Realiza-se assim um dualismo na imagem socrática: de um lado haveria um “Sócrates
socrático”, fidedigno à imagem da realidade, e de outro lado um “Sócrates platônico”,
criado por Platão para justificar as suas ideias. Esse pensamento maniqueísta
sobre Sócrates vai ser hegemônico nos dias atuais. Posteriormente, Popper
escreve A Sociedade Aberta e seus Inimigos,
em 1945, colocando Sócrates como o líder da democracia, em cuja atitude crítica
consiste a manutenção do regime democrático e aberto; e Platão como o discípulo
que corrompeu suas ideias, teorizando um modelo cosmológico baseado na
astrologia que gerou o determinismo da Sociedade Fechada. Os intelectuais da
escola de Frankfurt também vão colocar a ironia socrática como uma das principais
características do método sobre a crítica social, capaz de gerar a emancipação individual. Já para Nicolas Grimaldi, no seu livro Sócrates O Feiticeiro, escrito em 2004,
é possível realizar aproximação do pensamento de Sócrates com as religiões de
mistério da sua época. O ceticismo socrático é um disfarce mágico das práticas exotéricas
(NR: ou seriam esotéricas?) da Antiguidade.
Conclusão: O Esquecimento do Projeto Socrático
Criações de ícones abstratos e ideológicos, e o esquecimento da
totalidade do ser do filosofo de Sócrates, fizeram com que fossem apenas
imagens caricaturais. Seja de um rebelde contra o autoritarismo do Estado, seja
de um criador da desordem que gera outro autoritarismo, essas imagens são contraditórias.

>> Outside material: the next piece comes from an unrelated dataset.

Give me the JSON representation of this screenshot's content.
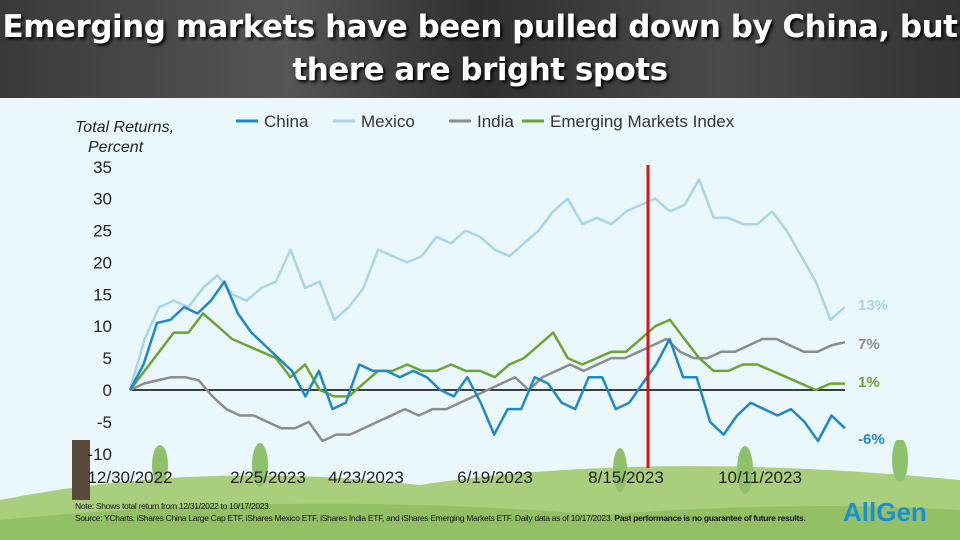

Os iluministas apresentaram Sócrates como líder da democracia, sistema político
que sempre foi alvo de suas críticas e que o levou à morte. Apesar de alguns contra-argumentarem
dizendo que essas críticas provêm de Platão e não de Sócrates, essa ideia
também é paradigmática, haja vista que Sócrates também criticou os regimes que
sucederam a democracia (como a aristocrata tirânica dos trinta). A ambiguidade
de Sócrates de ter sobrevivido tanto na tirania como na democracia, fez das
leituras políticas sobre qual sistema político Sócrates seria partidário algo
completamente inútil e caricatural, esquecendo-se seu verdadeiro ensinamento.
No caso da Idade Média, é
importante apontar que, apesar das semelhanças entre Sócrates e Jesus Cristo. é
também necessário apresentar as distinções fundamentais entre ambos, senão
ambos seriam a mesma pessoa. A consequente divisão de “dois Sócrates”, como um maniqueísmo
socrático é a nova heresia, mesmo crime herético que fizeram com Cristo, pois
toda reflexão de Platão é consequente dos seus primeiros diálogos, que nortearam
os demais. Todas as distorções da imagem socrática ao longo da história servem
para retirar a base de compreender Cristo, visto que Sócrates foi a entrada
para o mundo cristão. A compreensão do projeto socrático como é exposto pelo
professor Olavo de Carvalho deve ser feita na sua totalidade. As imagens distorcidas
de Sócrates geradas pela maioria das escolas que o sucederam, depois de sua
morte, marcam semelhanças com muitas conclusões retiradas de alguns autores na
modernidade. É, portanto, necessário retornar ao projeto socrático, deixando de
lado os estereótipos.
Este é o terceiro texto da série de três textos sobre o livro Apologia de Sócrates, que está sendo elaborado a cada reunião de atividade do GAM.